A lot changed in the final 12 minutes, which started with Kansas City’s quarterback Patrick Mahomes throwing his second interception of the game to 49ers’ safety Tarvarius Moore. San Francisco was already up 20-10, and at that point almost every football fan out there must have thought the Niners were within striking distance of their 6th Super Bowl championship.
Even when it was tied 10-10 at halftime, it felt to many that San Francisco was controlling the game. Quarterback Jimmy Garoppolo had already thrown for over 200 yards, and by the end of the third quarter the 49ers running game averaged an astonishing 7 yards per carry. On the whole their offense was moving the ball dominantly, while their defense managed to contain Kansas City’s ferocious passing attack.
To many, at that point, the 49ers seemed likely to win. When Mahomes threw the interception with 12 minutes left to play, Sam Walter, a Diablo Valley College second-semester psychology major and hardcore 49ers fan, thought that was it.
“In all honesty, I felt like that was the game,” Walter said. “You see games every season where when a team is down, especially by 10, and turn the ball over in some way, the game is over at that point.
“Teams can be resilient, but when that happens in the Super Bowl, of all games, it’s damn near checkmate.”
But once the 49ers got the ball back at the 12-minute mark, things went precipitously downhill. Their following possessions resulted in two punts, including a turnover on downs, punctuated by a game-ending interception. For San Francisco fans, the end was gut-wrenching.
“I think it ultimately came down to poor execution,” Crocker said.
“The 49ers had been sound all season and made the plays necessary to close out games. So I won’t put the loss on one person or group. As a whole, they just fell apart within the last seven minutes of the game.”
Alan Bergum, whose daughter Emma attends DVC, has been a 49ers follower since the 1960s and said he couldn’t help but watch in disbelief, even shedding a couple of tears as his team melted away a 10-point lead in the final six minutes.

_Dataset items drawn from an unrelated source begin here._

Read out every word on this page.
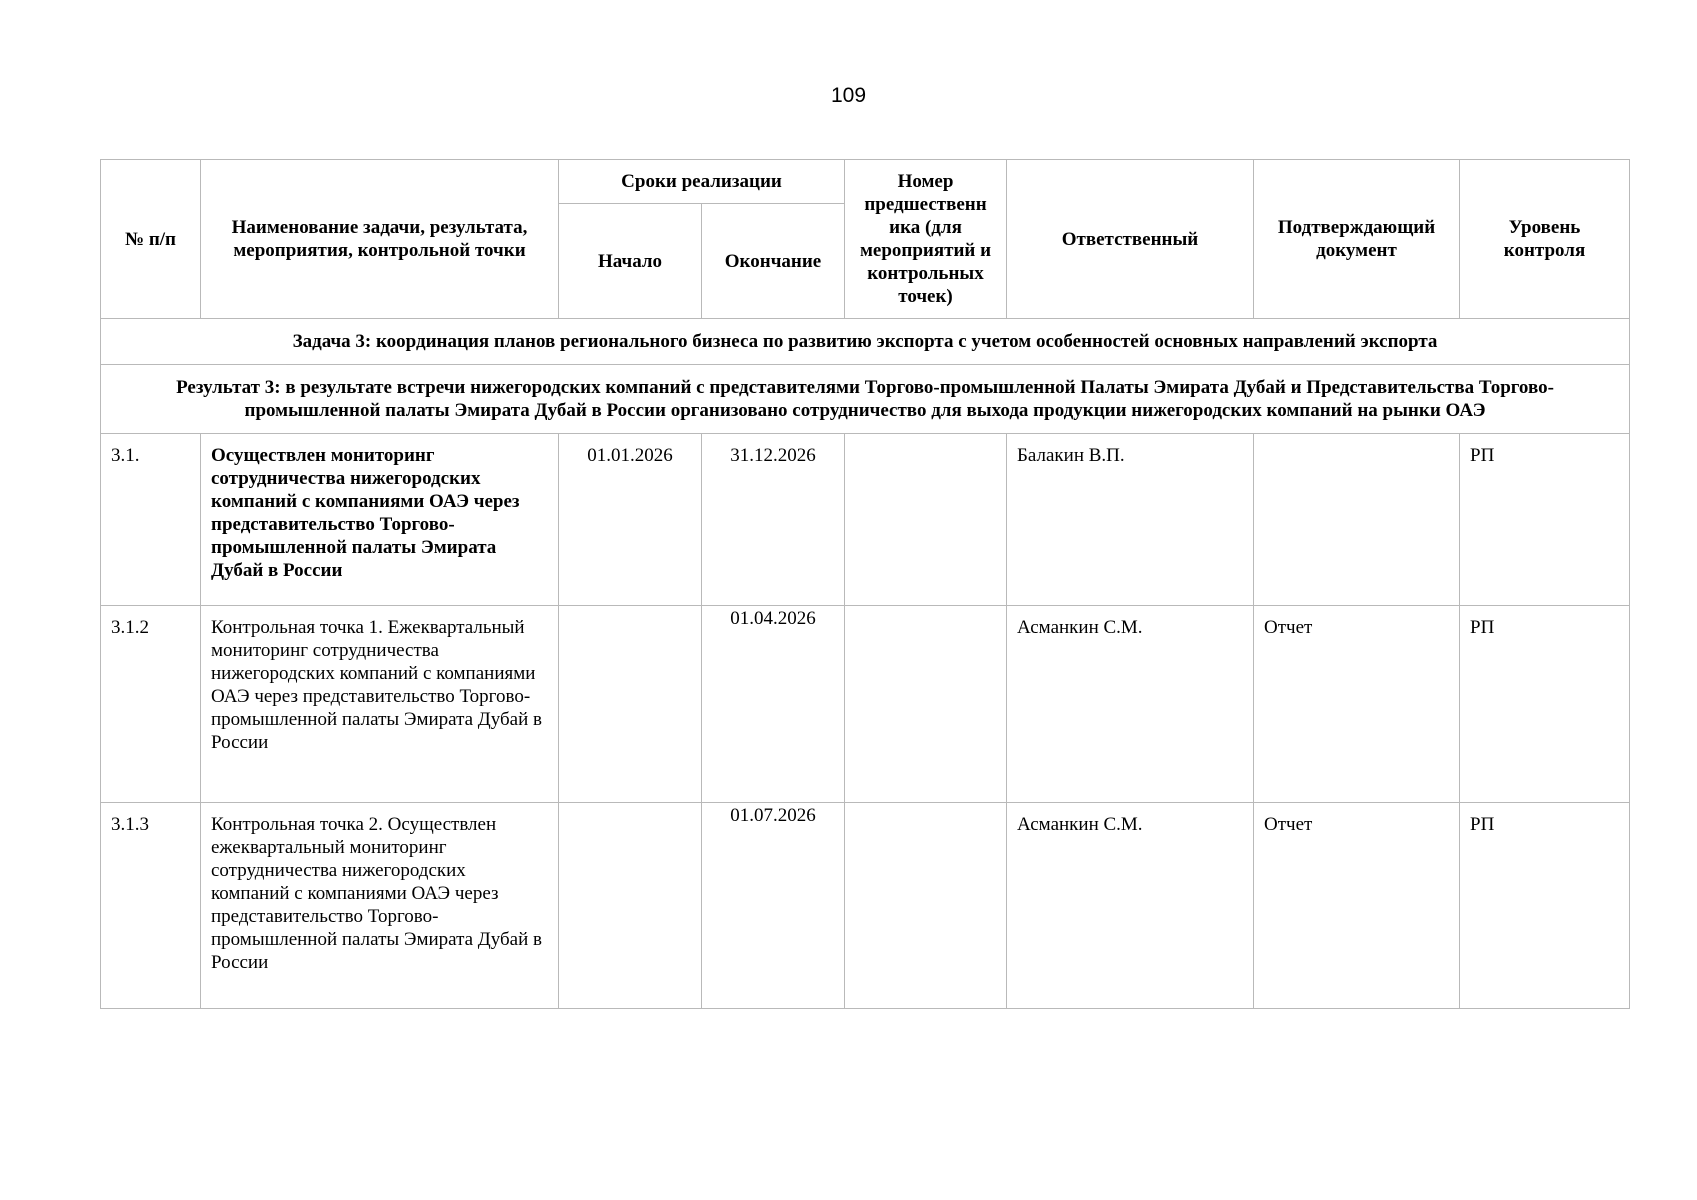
109
№ п/п	Наименование задачи, результата, мероприятия, контрольной точки	Сроки реализации		Номер предшественн ика (для мероприятий и контрольных точек)	Ответственный	Подтверждающий документ	Уровень контроля
		Начало	Окончание				
Задача 3: координация планов регионального бизнеса по развитию экспорта с учетом особенностей основных направлений экспорта							
Результат 3: в результате встречи нижегородских компаний с представителями Торгово-промышленной Палаты Эмирата Дубай и Представительства Торгово-промышленной палаты Эмирата Дубай в России организовано сотрудничество для выхода продукции нижегородских компаний на рынки ОАЭ							
3.1.	Осуществлен мониторинг сотрудничества нижегородских компаний с компаниями ОАЭ через представительство Торгово-промышленной палаты Эмирата Дубай в России	01.01.2026	31.12.2026		Балакин В.П.		РП
3.1.2	Контрольная точка 1. Ежеквартальный мониторинг сотрудничества нижегородских компаний с компаниями ОАЭ через представительство Торгово-промышленной палаты Эмирата Дубай в России		01.04.2026		Асманкин С.М.	Отчет	РП
3.1.3	Контрольная точка 2. Осуществлен ежеквартальный мониторинг сотрудничества нижегородских компаний с компаниями ОАЭ через представительство Торгово-промышленной палаты Эмирата Дубай в России		01.07.2026		Асманкин С.М.	Отчет	РП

“Out of all of my years as a 49ers fan, this might have been the worst loss I’ve experienced, and I’ve seen quite a few disappointing losses in my lifetime,” he said, describing the emotional roller coaster on Sunday.
“Yea, it was a thrill ride, I couldn’t be prouder of those guys out there on the field,” Bergum added. “I’ve gotten to witness some of the greatest teams in franchise history, from Joe Montana to Steve Young, and yet I’ve never seen a team so close and tightly knit as a unit and a family.
“These guys will be back again, I know it.”
Garoppolo’s performance in the fourth quarter was one of the major factors contributing to the team’s loss. He only completed three passes out of 11 attempts – an abysmal 27 completion rate – for a meager 36 yards. After posting a 7-1 record in fourth quarter comebacks this season, Garoppolo failed to work his magic and lead the team to its first Super Bowl victory in a quarter century.
After Mahomes threw his second interception, the Chiefs next three possessions resulted in three straight touchdowns. Kansas City wound up winning 31-20, scoring 21 unanswered points to seal the deal for their first Super Bowl win in exactly 50 years.
Even after the 49ers loss, Crocker still had high hopes for the team.
“My confidence level going into next season is extremely high,” he said. “The core group of the team will be back. With young play makers on offense and defense, I see the 49ers once again competing and winning the West. [Head Coach] Kyle Shanahan and [General Manager] John Lynch have built a solid foundation.”
Ending the season with a 13-3 record, the 49ers defied expectations. Last year they ended with a record of 4-12 and were given just a 1/40 shot of making the Super Bowl in 2020. The 49ers became only the third team in NFL history to make the Super Bowl after winning four games or fewer the previous season.
For fans like Bergum and Walter, as hard as it was to endure Sunday’s loss, next season can’t come soon enough.